Dette flottante du Cameroun : un fardeau de 1,8 milliard de dollars en 2026

Au premier trimestre 2026, le Cameroun affiche une dette flottante évaluée à près de 1,8 milliard de dollars. Ce montant révèle un déséquilibre persistant entre les engagements financiers de l’État et les paiements effectifs réalisés par le Trésor public. Les arriérés intérieurs, composés de factures réglées en dehors des délais ou en attente de liquidation, concernent majoritairement les fournisseurs et prestataires locaux. À Yaoundé, cette situation relance les interrogations sur l’efficacité de la gestion budgétaire et les marges de manœuvre du gouvernement, dans un contexte où les financements extérieurs se raréfient.

Un levier budgétaire détourné aux conséquences lourdes

Bien que la dette flottante ne soit pas un phénomène inédit au Cameroun, son ampleur actuelle souligne une dégradation préoccupante. Avec un stock avoisinant 1,8 milliard de dollars, cette dette représente une part non négligeable des dépenses publiques annuelles, hors service de la dette et salaires. L’État, confronté à des contraintes de trésorerie, ajourne le règlement de certaines dettes pour préserver ses équilibres financiers, transférant ainsi la pression sur le secteur privé local. Cette pratique, courante dans l’espace CEMAC, équivaut à un financement forcé des entreprises camerounaises.
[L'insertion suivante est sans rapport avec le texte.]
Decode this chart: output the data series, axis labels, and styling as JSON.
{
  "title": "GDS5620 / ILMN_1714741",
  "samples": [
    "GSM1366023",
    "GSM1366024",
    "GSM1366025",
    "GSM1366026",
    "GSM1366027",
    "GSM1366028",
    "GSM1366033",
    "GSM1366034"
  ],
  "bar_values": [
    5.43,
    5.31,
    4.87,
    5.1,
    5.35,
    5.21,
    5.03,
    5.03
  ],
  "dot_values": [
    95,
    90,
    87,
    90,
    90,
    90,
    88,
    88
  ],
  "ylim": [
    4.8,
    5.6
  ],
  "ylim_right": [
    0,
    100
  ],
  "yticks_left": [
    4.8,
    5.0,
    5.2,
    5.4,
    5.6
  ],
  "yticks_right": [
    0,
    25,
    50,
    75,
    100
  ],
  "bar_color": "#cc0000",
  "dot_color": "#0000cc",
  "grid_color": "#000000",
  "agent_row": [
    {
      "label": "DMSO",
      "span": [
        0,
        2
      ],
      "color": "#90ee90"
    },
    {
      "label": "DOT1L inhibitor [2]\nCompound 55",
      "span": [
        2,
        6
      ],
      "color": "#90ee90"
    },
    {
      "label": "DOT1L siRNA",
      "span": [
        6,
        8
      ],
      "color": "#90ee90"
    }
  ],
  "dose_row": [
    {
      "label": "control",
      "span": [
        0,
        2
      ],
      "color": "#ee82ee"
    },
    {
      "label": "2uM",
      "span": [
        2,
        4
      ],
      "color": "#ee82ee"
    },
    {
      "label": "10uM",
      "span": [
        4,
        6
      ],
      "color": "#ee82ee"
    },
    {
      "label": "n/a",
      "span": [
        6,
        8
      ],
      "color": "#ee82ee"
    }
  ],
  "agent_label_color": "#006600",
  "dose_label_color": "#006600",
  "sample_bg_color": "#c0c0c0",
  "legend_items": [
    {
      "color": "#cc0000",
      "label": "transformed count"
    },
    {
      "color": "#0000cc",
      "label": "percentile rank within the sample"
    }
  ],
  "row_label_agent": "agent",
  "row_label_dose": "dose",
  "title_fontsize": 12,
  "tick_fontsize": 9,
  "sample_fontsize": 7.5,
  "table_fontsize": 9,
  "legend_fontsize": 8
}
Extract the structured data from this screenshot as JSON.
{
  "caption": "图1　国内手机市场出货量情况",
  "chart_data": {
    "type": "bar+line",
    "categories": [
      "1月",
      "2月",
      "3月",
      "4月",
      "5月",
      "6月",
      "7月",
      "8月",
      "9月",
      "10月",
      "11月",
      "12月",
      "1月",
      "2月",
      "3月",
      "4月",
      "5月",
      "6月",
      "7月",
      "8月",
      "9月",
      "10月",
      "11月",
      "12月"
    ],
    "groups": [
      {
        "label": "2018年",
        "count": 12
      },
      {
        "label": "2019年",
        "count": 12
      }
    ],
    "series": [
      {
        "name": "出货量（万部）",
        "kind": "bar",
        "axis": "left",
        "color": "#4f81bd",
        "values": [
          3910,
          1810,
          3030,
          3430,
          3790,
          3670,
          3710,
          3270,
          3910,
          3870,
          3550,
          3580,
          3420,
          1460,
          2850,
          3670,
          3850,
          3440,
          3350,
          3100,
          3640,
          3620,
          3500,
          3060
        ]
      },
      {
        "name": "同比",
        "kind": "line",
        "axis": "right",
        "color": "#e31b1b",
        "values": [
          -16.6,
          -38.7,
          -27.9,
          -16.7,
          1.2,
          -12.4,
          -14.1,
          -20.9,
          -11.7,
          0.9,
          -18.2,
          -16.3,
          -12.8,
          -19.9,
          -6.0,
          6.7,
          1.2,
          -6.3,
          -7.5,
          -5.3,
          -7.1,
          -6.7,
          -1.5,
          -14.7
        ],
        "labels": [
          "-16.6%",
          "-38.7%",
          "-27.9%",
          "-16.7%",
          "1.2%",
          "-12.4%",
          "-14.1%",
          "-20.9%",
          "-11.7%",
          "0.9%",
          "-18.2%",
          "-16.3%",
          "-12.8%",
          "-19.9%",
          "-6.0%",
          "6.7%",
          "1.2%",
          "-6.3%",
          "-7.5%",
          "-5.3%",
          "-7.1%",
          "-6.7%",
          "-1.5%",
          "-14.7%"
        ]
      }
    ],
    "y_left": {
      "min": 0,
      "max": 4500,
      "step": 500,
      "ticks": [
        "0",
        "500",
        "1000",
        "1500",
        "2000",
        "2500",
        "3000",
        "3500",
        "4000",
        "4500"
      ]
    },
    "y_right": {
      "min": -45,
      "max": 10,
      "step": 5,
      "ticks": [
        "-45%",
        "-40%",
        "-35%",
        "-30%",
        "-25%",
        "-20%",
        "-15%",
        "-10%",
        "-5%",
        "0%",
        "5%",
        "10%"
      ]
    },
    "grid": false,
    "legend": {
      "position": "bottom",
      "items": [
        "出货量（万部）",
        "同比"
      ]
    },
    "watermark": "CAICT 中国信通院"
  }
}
Les conséquences se répercutent en cascade sur l’économie réelle. Les PME, souvent créancières de l’État, subissent des retards de paiement qui affectent leur trésorerie, leur capacité à honorer leurs propres engagements bancaires et, in fine, leur masse salariale. Les banques, exposées via des crédits octroyés à ces fournisseurs, voient leur taux de créances douteuses augmenter mécaniquement. La Banque des États de l’Afrique centrale (BEAC) et la Commission bancaire de la sous-région suivent de près cette interaction entre les finances publiques et le système bancaire.

Un indicateur scruté par les partenaires internationaux

L’annonce de ce niveau de dette flottante coïncide avec les négociations en cours entre Yaoundé et le Fonds monétaire international (FMI) pour la poursuite d’un programme d’ajustement structurel. Parallèlement, l’État camerounais continue de solliciter les marchés régionaux via des émissions de titres publics sur le marché de la BEAC. Or, la dette flottante est un indicateur clé pour les bailleurs de fonds, au même titre que la dette publique officielle. Son accumulation trahit des faiblesses dans la chaîne de la dépense publique, depuis l’engagement jusqu’au paiement, et alimente les critiques sur la gouvernance financière du pays.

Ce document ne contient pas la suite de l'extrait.